In Guangzhou, in southern China, which completely lifted restrictions on home purchases in late September, Jackie Chen, a doctor, is making his first purchase, of a three-bedroom, second-hand apartment, for just under Rmb5mn ($700,000). “In the short term, it may be stable, but in the long run, [the market] will continue to fall,” he said, pointing to China’s declining population. Stimulus measures would “just slow the decline”.

In neighbouring Foshan, Zhou Jiafu, an estate agent, said Guangzhou’s relaxation of purchases by non-residents had hurt smaller cities, where buyers might have otherwise looked for bargains. “The market has fallen constantly,” he said. “[The stimulus measures] have no real effect, good or bad.”

Even in Beijing, several agents said that while buyers were returning, prices had yet to recover. In Haidian district, known for its universities, properties recently sold for Rmb80,000-Rmb110,000 a square metre, down from a listing price of Rmb140,000 at the end of last year and Rmb200,000 at the peak. “Some owners are very eager to sell and are open to negotiating,” said a sales agent.

Another Beijing agent who focuses on higher-end properties said the market was “warming up”, but there was no sign of price increases. “Many people are still waiting,” she said, “as the policy doesn’t significantly impact everyone”.

The fiscal stimulus announcement from the standing committee of the China’s rubber-stamp parliament, the National People’s Congress, is expected to address land purchases and refinancing of debts for local governments, which rely heavily on land sales for revenue.
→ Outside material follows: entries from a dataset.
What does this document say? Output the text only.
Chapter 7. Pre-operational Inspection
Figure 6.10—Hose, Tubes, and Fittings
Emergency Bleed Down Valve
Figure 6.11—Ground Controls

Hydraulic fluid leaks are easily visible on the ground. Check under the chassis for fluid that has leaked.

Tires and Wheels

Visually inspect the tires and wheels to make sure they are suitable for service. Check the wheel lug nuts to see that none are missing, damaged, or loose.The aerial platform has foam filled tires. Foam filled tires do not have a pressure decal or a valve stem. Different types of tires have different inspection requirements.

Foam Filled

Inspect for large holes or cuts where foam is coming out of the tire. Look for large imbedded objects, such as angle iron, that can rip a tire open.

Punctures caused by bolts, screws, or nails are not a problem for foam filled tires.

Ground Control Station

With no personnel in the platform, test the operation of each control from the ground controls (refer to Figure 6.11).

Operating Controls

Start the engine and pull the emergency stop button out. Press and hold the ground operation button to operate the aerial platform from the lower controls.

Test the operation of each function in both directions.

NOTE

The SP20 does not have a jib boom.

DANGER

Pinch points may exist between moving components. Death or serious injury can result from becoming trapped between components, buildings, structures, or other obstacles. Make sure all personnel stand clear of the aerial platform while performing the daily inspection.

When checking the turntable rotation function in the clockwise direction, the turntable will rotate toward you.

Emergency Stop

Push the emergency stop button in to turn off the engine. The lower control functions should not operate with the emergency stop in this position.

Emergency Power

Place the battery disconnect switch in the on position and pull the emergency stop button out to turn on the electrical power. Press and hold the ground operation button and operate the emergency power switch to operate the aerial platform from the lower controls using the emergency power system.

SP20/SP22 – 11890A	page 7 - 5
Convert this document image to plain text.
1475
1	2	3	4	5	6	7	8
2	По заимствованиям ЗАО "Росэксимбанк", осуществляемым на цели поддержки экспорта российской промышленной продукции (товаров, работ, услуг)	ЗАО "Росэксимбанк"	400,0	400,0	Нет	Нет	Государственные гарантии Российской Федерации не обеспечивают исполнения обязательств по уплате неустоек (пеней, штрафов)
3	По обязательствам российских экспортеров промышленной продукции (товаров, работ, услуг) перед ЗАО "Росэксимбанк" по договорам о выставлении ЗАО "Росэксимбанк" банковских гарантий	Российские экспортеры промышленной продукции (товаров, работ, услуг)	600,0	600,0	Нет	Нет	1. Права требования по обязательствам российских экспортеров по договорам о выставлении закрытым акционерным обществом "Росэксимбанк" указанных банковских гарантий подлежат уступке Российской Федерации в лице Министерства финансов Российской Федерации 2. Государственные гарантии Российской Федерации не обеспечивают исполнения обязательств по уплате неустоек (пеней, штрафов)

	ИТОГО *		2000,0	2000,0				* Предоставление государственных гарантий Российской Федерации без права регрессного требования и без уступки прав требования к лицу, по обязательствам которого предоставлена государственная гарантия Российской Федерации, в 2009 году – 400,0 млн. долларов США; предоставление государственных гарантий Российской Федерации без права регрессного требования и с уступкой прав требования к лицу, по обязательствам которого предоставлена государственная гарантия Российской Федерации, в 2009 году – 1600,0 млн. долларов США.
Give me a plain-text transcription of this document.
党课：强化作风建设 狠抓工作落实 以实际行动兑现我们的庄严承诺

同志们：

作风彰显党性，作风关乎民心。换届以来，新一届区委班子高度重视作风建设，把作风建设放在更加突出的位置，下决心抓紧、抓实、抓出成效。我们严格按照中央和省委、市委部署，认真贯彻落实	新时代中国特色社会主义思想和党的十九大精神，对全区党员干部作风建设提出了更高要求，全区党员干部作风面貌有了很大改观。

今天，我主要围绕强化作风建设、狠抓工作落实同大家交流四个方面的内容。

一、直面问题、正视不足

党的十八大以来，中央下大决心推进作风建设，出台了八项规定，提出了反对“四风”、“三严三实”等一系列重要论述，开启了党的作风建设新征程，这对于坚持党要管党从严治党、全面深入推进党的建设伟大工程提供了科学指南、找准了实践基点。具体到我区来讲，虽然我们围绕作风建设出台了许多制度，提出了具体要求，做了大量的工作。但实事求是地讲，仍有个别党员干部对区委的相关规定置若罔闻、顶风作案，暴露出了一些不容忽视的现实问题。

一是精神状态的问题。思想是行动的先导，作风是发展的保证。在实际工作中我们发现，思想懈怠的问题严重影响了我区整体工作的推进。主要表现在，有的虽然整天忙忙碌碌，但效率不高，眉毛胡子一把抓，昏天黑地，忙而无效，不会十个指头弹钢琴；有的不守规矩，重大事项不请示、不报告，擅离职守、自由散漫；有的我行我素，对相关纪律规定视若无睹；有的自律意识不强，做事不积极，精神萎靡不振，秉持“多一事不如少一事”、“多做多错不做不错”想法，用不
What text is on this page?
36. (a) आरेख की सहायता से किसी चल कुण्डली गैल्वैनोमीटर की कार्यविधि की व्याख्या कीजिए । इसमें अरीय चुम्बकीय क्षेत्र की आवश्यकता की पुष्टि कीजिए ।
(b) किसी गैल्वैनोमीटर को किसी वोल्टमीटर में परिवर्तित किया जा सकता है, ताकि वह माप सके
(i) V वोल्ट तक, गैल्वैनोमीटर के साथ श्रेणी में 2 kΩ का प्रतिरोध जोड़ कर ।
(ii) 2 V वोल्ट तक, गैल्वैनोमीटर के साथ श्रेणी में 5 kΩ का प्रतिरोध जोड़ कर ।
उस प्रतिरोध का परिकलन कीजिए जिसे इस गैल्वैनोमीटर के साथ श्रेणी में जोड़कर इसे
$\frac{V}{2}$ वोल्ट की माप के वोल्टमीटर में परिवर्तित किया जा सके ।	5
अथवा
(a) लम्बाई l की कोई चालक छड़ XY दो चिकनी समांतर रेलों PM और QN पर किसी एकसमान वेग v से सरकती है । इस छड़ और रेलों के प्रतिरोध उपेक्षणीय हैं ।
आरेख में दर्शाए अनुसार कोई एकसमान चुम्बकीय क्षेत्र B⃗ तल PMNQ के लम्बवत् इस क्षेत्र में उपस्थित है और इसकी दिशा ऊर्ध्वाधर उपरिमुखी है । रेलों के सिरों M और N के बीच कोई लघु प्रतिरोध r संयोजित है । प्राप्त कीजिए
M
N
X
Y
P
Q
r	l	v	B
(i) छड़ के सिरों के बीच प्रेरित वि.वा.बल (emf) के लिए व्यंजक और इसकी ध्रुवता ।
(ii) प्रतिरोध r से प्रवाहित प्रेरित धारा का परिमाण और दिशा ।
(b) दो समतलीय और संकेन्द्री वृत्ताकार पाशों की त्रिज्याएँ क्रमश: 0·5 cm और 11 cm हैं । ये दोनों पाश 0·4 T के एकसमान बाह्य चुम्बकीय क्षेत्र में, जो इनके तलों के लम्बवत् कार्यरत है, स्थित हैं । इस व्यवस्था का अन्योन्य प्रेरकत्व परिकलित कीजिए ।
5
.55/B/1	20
But there is little expectation of measures directed at households, rather than institutions. 

“Consumer and homebuyer confidence remains low,” said Macquarie’s Hu, adding that the stimulus measures to date were “not enough to reflate the economy”.

For now, Li, 35, who works in the garment industry, is buying his third property in Guangzhou.

“We Chinese feel a sense of security when buying a house — we don’t invest haphazardly,” he said. “It’s just that I don’t know what to do with my money. There’s nothing to invest in.”